Why are the covariate terms suppressed in mixed effects model and ANOVA? I am used to seeing the linear mixed-effects model in the form:
$$Y_{ij} = \mu + \alpha_i + \gamma_j + (\alpha\gamma)_{ij} + \epsilon_{ij}$$
assuming $ \gamma_j i.i.d   \sim N(0,\sigma^2_{\gamma})$ and $ (\alpha\gamma)_{ij} i.i.d   \sim N(0,\sigma^2_{\alpha\gamma})$
where $\alpha_i$ is the fixed effect of machine $i$ and $\gamma_j$ is the random effect of worker $j$ and $(\alpha\gamma)_{ij}$ is the corresponding random interaction. And assuming the data looks like below:
## Classes 'nffGroupedData', 'nfGroupedData', 'groupedData' and 'data.frame':   54 obs. of  3 variables:
##  $ Worker: Factor w/ 6 levels "1","2","3","4",..: 1 1 1 2 2 2 3 3 3 4 ...
##  $ Machine: Factor w/ 3 levels "A","B","C": 1 1 1 1 1 1 1 1 1 1 ...
##  $ y  : num  52 52.8 53.1 51.8 52.8 53.1 60 60.2 58.4 51.1 ...

and also I see ANOVA in the following form:
$$Y_{ij} = \mu + \alpha_i +  \epsilon_{ij}$$
where $\alpha_i$ is known as the treatment effect and $\epsilon_{ij}\;iid\;\sim N(0,\sigma^2)$
I start to ask myself why is it that there are no covariates $x_{ij}$ anywhere in the both model, only the coefficients are there. Clearly although Worker and Machine are factors, they are still covariates and hence should appear as $x_{ij}$ somewhere in the model. I am sensing that I might have misunderstood something here. Why are the covariate terms suppressed in the model at the top ? How do I reconcile the notations in this case with linear regression model $Y_i = \beta_0 + \beta_1 X_1 + \epsilon_i$?
Please guide me here. Thanks.
 A: I can understand your confusion. It really all depends on how you define your notation, and what background you have in these topics.
Models like this stem from 4 different strands of methodological research: hierarchical linear models (eg Bryk & Raudenbush, 1992), multilevel models (eg Snijders & Bosker, 2012) and mixed effects models (eg Pinheiro & Bates, 2000), and the analysis of planned experiments (eg ANOVA, random effects ANOVA, factorial experimens etc). The first two are very similar, but the first evolved mostly in the USA, whereas the 2nd evolved mostly in europe; the third is fairly ubiquitous, while the 4th can be thought of as a class of more general models of which the first thre are specific examples.
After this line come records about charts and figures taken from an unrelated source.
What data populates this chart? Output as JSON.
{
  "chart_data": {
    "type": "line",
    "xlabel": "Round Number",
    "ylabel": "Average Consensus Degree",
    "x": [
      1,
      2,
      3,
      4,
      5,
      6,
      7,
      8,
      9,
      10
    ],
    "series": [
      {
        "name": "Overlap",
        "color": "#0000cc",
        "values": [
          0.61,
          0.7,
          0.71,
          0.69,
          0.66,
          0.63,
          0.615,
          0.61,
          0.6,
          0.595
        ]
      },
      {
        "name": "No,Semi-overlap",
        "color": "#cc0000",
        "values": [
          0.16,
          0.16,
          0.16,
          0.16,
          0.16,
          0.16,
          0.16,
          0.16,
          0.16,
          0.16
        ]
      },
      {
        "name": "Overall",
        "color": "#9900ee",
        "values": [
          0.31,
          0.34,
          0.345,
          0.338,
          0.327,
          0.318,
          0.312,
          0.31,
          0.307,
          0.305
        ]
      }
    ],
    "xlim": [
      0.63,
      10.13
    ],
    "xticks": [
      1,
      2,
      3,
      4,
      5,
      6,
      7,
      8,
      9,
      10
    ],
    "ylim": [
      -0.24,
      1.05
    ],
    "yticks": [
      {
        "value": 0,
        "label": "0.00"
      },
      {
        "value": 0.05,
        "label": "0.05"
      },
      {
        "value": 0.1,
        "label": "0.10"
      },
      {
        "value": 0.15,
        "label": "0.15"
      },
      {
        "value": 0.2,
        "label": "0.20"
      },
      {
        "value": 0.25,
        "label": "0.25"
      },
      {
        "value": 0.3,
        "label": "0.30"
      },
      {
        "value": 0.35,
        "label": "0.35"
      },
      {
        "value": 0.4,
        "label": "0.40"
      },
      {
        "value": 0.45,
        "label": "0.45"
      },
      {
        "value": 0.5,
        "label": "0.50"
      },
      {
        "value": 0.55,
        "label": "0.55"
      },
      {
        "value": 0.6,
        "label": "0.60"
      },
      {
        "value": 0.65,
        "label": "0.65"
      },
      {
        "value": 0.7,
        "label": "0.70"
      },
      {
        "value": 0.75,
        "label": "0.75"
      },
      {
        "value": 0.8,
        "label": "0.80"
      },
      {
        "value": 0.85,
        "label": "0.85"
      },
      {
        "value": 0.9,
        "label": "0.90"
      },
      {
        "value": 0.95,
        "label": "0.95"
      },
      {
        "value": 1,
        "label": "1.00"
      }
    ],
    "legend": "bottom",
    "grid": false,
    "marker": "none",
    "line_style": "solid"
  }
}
The notation of your first model is a textbook example of BOTH a two-factor factorial experiment (with two random factors) AND a two-factor mixed effects model (with one random factor)
$$Y_{ij} = \mu + \alpha_i + \gamma_j + (\alpha\gamma)_{ij} + \epsilon_{ij}$$
This model says we have 2 factors, machine and worker in your case, where 3, and 6 machines are workers, respecively, have been sampled from a wider population of such machines and workers. This would then be a variance components model. Of course the usual objections to the number of levels of both factors would apply. Alternatively (and this is the way you using it) we can say that machine is a fixed effect, and then we have a mixed effects model.
So we can see that using this notation, we are using the subsripts to denote the levels of each factor:
$$
\left\{\begin{array}{c} 
\begin{align}
i&=1,2,3 \\ 
j&=1,2, \dots,6 \\ 
\end{align}
\end{array}\right.
$$
That is the usual type of notation in experimental design analysis, hence the similar notation in your ANOVA model:
$$ Y_{ij} = \mu + \alpha_i +  \epsilon_{ij} $$
However, in the last model you wrote:
$$ Y_i = \beta_0 + \beta_1 X_1 + \epsilon_i $$
the assumption is that $X_1$ is the name of continuous variable, not a level 1 of a factor called $X$ . If it were a factor then we could use the notation above, or we could create seperate dummy variables.